No filme “Ponto de Mutação”, baseado no livro de Fritjot
Capra, são comparadas diversas visões de mundo. Partindo de uma conversa entre
um político, uma ex-física e um poeta, discutem-se temas tais como religiosidade,
política, superpopulação, teorias físicas, filosofia, sistemas sociais e ambientalismo,
assim como o sentido da própria existência.
Sonia, a ex-física, vê a falta de perspectiva no mundo e questiona
Descartes (apesar de reconhecer sua importância na época em que viveu) por ter
lançado a ideia de que a natureza – e inclusive o corpo humano - poderia ser
vista como uma máquina, concepção que se estendeu para diversos aspectos da
vida e do mundo tomados como possíveis de explicação na esfera da racionalidade
humana. Por isso, critica a política e a maneira como ela é hoje: considera
como necessário apenas o que implicará em resultados concretos e favoráveis aos
interesses que dominam o sistema, ultrapassando a ética (e cita ainda o Brasil,
lugar onde a floresta amazônica é desmatada como não deveria para dar espaço ao
agronegócio e pagar a dívida nacional).
Essa visão
mecanicista foi ainda mais exaltada com Francis Bacon e sua proposta de ciência
pragmatista, defendendo a escravização e tortura da natureza para que ela
pudesse melhor nos servir. Isso
estabeleceu uma errônea visão de que conhecimento é poder, quando na verdade
ele pode não ser tão benéfico quanto deveria. Do mesmo jeito, as discussões
durante o filme nos faz perceber que a busca obsessiva pelo crescimento acabou nos
trazendo prejuízos imensuráveis, como a crise ambiental e a desigualdade social,
num mundo em que todos os infortúnios recaem sobre os menos favorecidos.

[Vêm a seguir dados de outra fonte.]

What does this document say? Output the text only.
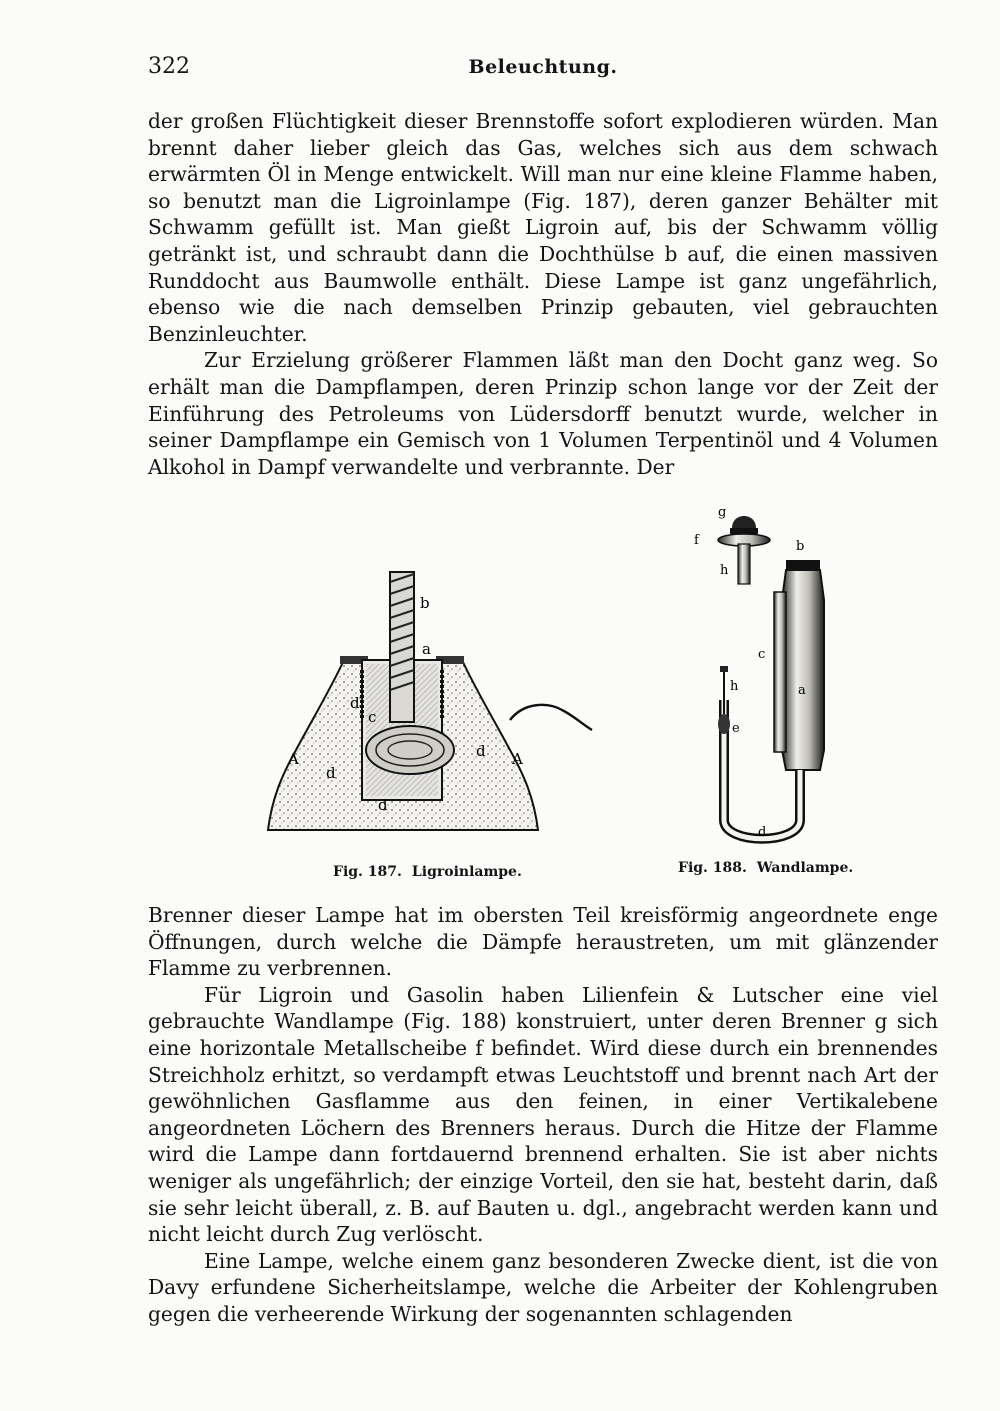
322	Beleuchtung.

der großen Flüchtigkeit dieser Brennstoffe sofort explodieren würden. Man brennt daher lieber gleich das Gas, welches sich aus dem schwach erwärmten Öl in Menge entwickelt. Will man nur eine kleine Flamme haben, so benutzt man die Ligroinlampe (Fig. 187), deren ganzer Behälter mit Schwamm gefüllt ist. Man gießt Ligroin auf, bis der Schwamm völlig getränkt ist, und schraubt dann die Dochthülse b auf, die einen massiven Runddocht aus Baumwolle enthält. Diese Lampe ist ganz ungefährlich, ebenso wie die nach demselben Prinzip gebauten, viel gebrauchten Benzinleuchter.

Zur Erzielung größerer Flammen läßt man den Docht ganz weg. So erhält man die Dampflampen, deren Prinzip schon lange vor der Zeit der Einführung des Petroleums von Lüdersdorff benutzt wurde, welcher in seiner Dampflampe ein Gemisch von 1 Volumen Terpentinöl und 4 Volumen Alkohol in Dampf verwandelte und verbrannte. Der

b
a
c
d
d
d
d
A	A
Fig. 187. Ligroinlampe.
g
f
h
b
c
a
h
e
d
Fig. 188. Wandlampe.

Brenner dieser Lampe hat im obersten Teil kreisförmig angeordnete enge Öffnungen, durch welche die Dämpfe heraustreten, um mit glänzender Flamme zu verbrennen.

Für Ligroin und Gasolin haben Lilienfein & Lutscher eine viel gebrauchte Wandlampe (Fig. 188) konstruiert, unter deren Brenner g sich eine horizontale Metallscheibe f befindet. Wird diese durch ein brennendes Streichholz erhitzt, so verdampft etwas Leuchtstoff und brennt nach Art der gewöhnlichen Gasflamme aus den feinen, in einer Vertikalebene angeordneten Löchern des Brenners heraus. Durch die Hitze der Flamme wird die Lampe dann fortdauernd brennend erhalten. Sie ist aber nichts weniger als ungefährlich; der einzige Vorteil, den sie hat, besteht darin, daß sie sehr leicht überall, z. B. auf Bauten u. dgl., angebracht werden kann und nicht leicht durch Zug verlöscht.

Eine Lampe, welche einem ganz besonderen Zwecke dient, ist die von Davy erfundene Sicherheitslampe, welche die Arbeiter der Kohlengruben gegen die verheerende Wirkung der sogenannten schlagenden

Ao cartesianismo e à ideia de que tudo pode ser comparado a
uma máquina opõe-se a teoria dos sistemas, explicada por Sonia e vista como uma
“nova ciência”, que vê as coisas em seu coletivo, integrante de um todo tomado
por relações de interdependência. Ela ainda enfatiza que é preciso pensar
ecologicamente para que a crise de percepção, que segundo ela assola o mundo,
melhore e para que possamos ofertar um
mundo melhor às futuras gerações.
Tudo isso se
interrelaciona e forma uma profunda rede que constitui o nosso contexto,
apresentando uma complexidade que, em
sua totalidade e com todos os seus detalhes, vai além da compreensão humana. O discurso do poeta que conclui as discussões
do filme é, talvez, o que mais nos causa reflexão. “Me sinto tão reduzido sendo
chamado de sistema quanto me sinto sendo chamado de relógio.” Ou seja, nós não podemos
e nem deveríamos ser tentativa de definição. Por que, durante tanto tempo, o
homem tentou definir a sua natureza, explicar os fenômenos mundiais em seus
mais insignificantes aspectos, colocar seu conhecimento científico acima de
todos os outros, desafiar a vida como se ela fosse tão simples a ponto de poder
ser explicada segundo nós, seres pensantes, com todas as nossas limitações e
com toda a nossa efemeridade? A vida não é condensável e nem fechada à uma única visão de mundo, muito pelo contrário: ela vai além do que se fala sobre
ela, inclusive além de nós mesmos e de nossas ideias.